“My God, don’t say you want to be a teacher on your college application. You won’t get in anywhere.”

My high school college counselor responded to my teaching aspirations as though I had written on my Common App that I planned to devote my life to licking gum off New York City sidewalks (at the amount teachers are paid, maybe she expected that I would have to do that for nourishment). It seems as though there is a generalized lack of respect in society for most educating professionals. More than once I have felt my expression of a desire to teach suck all the air out of the room and be replaced with a sense of disappointment.

Now, if you ask people how they feel about teachers, they will regale you with specific stories from their own lives, many of which are inspiring. It seems, however, that when we address the subject of nonspecific “teachers,” we shift focus from personal experience to collective apathy or disdain. “Those who can, do. Those who can’t, teach”; this philosophy seems to have embedded itself firmly in our analysis.

Unfortunately, there are understandable reasons for this judgment founded in professional hierarchy. Teachers are paid less on average than other “professionals,” and it is often much easier to become a teacher than to enter other fields. This lowers the “status” of teachers, which in turn discourages many of the most qualified potential candidates. Also contributing to the negative attitude toward teaching is the relative lack of training teachers receive before being hired. In an ugly cycle, the “incompetent” reputation further alienates people who could otherwise be extraordinary teachers.

One entirely unfounded reason some people give for their negative impressions of teachers is that teachers have an easy job for which they are overpaid. (They have summers off! They only work until 3 p.m.! They’re just babysitting all day!)

First of all, as pointed out by Erik Kain in his 2011 Forbes article “Are Teachers Overpaid?”, if teachers were paid only $3 per student per hour of “babysitting,” they would be making an annual $108,000, which is, in most locations, about $20,000 or more per year than teachers make on average, including benefits. Not including benefits, the average classroom teacher makes between $50,000 and $55,000 annually.

Maybe more significantly, think about the salary teachers should be getting given the importance of their jobs. Teachers impart to their students the tools to survive in the world: academic skills, employment skills, and social skills. A good teacher can inspire creativity, a sense of justice, and an ability to think critically. No parent would want their child to lack in these areas, and so they try to find the best schools for their children. Unfortunately, there are not enough good schools and not enough well-trained teachers in all communities. As a result, students in school districts without enough money and who also cannot pay for additional help are—excuse my language—screwed.

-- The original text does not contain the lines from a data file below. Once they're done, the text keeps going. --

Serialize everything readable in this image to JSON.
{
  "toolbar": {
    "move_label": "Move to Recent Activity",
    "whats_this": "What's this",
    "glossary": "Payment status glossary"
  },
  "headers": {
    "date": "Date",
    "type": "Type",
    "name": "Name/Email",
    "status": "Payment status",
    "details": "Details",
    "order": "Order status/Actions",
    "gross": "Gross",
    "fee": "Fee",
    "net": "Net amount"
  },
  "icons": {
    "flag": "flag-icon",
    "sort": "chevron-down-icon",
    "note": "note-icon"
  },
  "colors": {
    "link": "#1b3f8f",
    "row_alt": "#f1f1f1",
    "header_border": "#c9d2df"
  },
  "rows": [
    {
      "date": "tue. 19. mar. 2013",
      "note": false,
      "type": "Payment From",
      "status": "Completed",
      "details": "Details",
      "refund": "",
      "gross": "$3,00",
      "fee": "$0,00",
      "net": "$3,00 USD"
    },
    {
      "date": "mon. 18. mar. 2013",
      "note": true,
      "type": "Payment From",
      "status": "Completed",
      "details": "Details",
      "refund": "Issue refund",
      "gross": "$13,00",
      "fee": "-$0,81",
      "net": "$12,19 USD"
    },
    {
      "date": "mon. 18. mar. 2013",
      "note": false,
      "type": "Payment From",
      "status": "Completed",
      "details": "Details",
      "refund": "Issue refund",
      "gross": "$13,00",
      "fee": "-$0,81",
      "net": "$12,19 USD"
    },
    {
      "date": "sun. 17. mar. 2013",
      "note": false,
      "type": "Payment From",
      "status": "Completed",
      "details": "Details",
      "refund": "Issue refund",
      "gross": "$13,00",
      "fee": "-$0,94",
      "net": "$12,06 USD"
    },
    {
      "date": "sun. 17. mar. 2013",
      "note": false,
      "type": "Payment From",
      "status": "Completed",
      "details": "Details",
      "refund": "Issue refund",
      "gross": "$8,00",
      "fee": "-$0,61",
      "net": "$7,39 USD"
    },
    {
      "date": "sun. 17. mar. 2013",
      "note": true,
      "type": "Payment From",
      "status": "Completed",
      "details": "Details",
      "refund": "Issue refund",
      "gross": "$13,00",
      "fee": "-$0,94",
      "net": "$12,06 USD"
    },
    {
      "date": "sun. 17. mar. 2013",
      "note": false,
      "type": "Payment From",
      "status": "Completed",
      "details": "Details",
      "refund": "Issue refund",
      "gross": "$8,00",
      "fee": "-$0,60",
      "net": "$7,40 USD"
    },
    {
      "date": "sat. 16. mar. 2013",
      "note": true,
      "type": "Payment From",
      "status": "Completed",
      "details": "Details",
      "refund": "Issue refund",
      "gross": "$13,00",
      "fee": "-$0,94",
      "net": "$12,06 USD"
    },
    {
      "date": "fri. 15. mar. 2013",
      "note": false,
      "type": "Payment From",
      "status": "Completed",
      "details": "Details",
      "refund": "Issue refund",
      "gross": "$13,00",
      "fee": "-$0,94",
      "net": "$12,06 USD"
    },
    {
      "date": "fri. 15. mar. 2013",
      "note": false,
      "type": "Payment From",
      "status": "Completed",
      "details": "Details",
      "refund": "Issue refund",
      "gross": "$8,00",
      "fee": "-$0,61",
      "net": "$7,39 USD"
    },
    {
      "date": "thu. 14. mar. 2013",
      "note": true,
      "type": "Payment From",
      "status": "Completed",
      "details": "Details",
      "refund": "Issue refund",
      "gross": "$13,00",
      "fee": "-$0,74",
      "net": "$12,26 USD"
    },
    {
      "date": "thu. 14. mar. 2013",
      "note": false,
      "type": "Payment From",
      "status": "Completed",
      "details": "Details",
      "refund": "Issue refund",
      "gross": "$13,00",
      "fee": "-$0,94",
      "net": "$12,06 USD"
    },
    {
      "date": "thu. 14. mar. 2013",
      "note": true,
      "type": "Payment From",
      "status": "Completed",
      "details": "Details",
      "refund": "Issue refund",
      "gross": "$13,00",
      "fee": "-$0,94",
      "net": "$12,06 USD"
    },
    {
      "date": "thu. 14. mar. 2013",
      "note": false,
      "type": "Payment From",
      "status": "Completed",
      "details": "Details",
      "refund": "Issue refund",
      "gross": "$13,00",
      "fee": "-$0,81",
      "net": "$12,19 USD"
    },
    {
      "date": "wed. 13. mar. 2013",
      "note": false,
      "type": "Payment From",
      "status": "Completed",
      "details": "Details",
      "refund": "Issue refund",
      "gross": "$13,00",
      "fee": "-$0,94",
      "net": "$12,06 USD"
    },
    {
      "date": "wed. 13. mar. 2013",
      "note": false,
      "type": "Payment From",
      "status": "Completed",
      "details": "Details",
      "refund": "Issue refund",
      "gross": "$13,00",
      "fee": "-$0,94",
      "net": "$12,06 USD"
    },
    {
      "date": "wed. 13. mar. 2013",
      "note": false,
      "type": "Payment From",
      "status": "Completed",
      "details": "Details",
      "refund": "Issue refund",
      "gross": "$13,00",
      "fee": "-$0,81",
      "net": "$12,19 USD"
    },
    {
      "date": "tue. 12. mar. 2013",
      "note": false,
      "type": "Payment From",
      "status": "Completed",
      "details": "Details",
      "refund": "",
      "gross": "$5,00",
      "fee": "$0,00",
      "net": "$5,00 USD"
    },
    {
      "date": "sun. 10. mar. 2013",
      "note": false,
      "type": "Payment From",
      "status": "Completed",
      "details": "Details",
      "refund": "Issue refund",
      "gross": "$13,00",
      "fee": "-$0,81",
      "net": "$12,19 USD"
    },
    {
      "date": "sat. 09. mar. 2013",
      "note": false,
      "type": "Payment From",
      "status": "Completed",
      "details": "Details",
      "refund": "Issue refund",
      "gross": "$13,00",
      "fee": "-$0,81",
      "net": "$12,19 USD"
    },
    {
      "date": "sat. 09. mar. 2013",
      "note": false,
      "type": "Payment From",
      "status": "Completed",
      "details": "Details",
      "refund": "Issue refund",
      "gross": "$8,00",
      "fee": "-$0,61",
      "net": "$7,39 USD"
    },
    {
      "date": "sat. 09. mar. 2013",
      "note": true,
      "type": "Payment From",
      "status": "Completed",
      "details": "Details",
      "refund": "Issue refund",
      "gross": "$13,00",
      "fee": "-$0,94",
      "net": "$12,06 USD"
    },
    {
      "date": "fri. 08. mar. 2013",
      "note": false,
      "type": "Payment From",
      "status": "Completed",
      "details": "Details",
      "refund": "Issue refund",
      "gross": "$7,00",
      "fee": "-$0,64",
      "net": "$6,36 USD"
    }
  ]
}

Job difficulty is also seriously underestimated. Teachers are not “off the clock” at 3 p.m. when the students go home, nor do they spend two and a half months over the summer getting paid with your tax dollars to sit around and file their toenails. Summers and evenings are often filled with additional, unpaid training or school obligations. Grading and lesson-planning often happen on teachers’ own time. Standard day-to-day routines can be quickly shattered or added to.

So how should we fix an education system that often underprepares students and undervalues teachers? There is a push for increased reliance on testing and therefore on the ability of teachers to improve test results. The most recent development concerns evaluation of teacher preparation programs. Last week, Secretary of Education Arne Duncan proposed changes to these evaluations that would have them now include, among other criteria, teachers’ success in raising student test scores after leaving the teaching programs. It stands to reason that this would lead the programs to focus even more heavily on teaching teachers to teach to the test.

There is little argument that many preparation programs provide inadequate training for running a classroom. However, the past decade’s increased focus on using standardized test results to evaluate teachers (and students) is ill-advised.

There are many problems with a heavy reliance on evaluative testing that do not fit within the scope of this article. A major one, however, is what it does to the desirability of the teaching profession. Of course, in most fields of work there is some form of accountability system in place. For example, if you are an engineer and your bridge collapses, odds are you will be out of work, and there are safety regulations anyway to ensure that this sort of thing does not happen. However, the idea of national standards for education, at least as we are implementing them, does little to ensure quality teaching and much more to stifle teachers’ ability to teach important life long skills in favor of forcing them to teach test-taking skills and test-taking skills only.

Anecdotally, I know several teachers who say that these shifts have undermined their ability to actually teach without fear. Facebook status updates such as “Test-taking season rolling around! Time to stop teaching and start putting everyone to sleep!” are not uncommon. One new teacher I know explained to me that while she would like to have her students read books, she has to allocate all their time for reading to learning to read the types of passages that are so common on the tests. The passages have specific tricks and formulas on which the students could not necessarily pick up by just being avid readers.

This type of environment is not conducive to attracting better teachers, many of whom might be put off by the constant Big Brother-esque testing and evaluation. It exacerbates the serious flaws in the teacher evaluation process. Low student test scores can be a result of factors that even the best teachers cannot always overcome, most notably widespread poverty and other situations outside of the school building. Though evaluating based on test score improvement mitigates this problem some, it still does not provide a fair assessment.

Imagine if we graded all surgeons based exclusively on the mortality rates of their surgeries. Look! All of the orthopedic surgeons must be so much more talented than the cardiovascular surgeons! My point is, varied educational dynamics across schools, counties, and whole regions—not to mention within classrooms—can create an apples and oranges effect that makes these types of teacher evaluations flawed, and ultimately discouraging to work under.

Moreover, the emphasis on testing seems to undermine any original teaching prowess a person might have. From what I have experienced, teachers are good teachers when they are passionate about the subject or subjects they teach. Nobody is passionate about excerpted reading passages; not teachers and definitely not students. Needing to spend a lot of valuable class time on educational force-feeding is a quick way to persuade creative, energetic, intelligent people to run as fast as they can to another profession.

What should we do about all of this as a society? Like so many other political issues, education policy is a mess of economics, interest group influence, political leveraging, bureaucracy, and a whole lot of ignorance. Improving teacher training and raising the pay of educators would be a good practical place to start and would attract more highly skilled individuals to the profession. Allowing teachers to use more creativity in teaching would attract more creative people, and having more skilled and more creative teachers is one of the best things we can do for this country. Maybe from there, the attitude shift will come.

Zalph is a member of the class of 2016.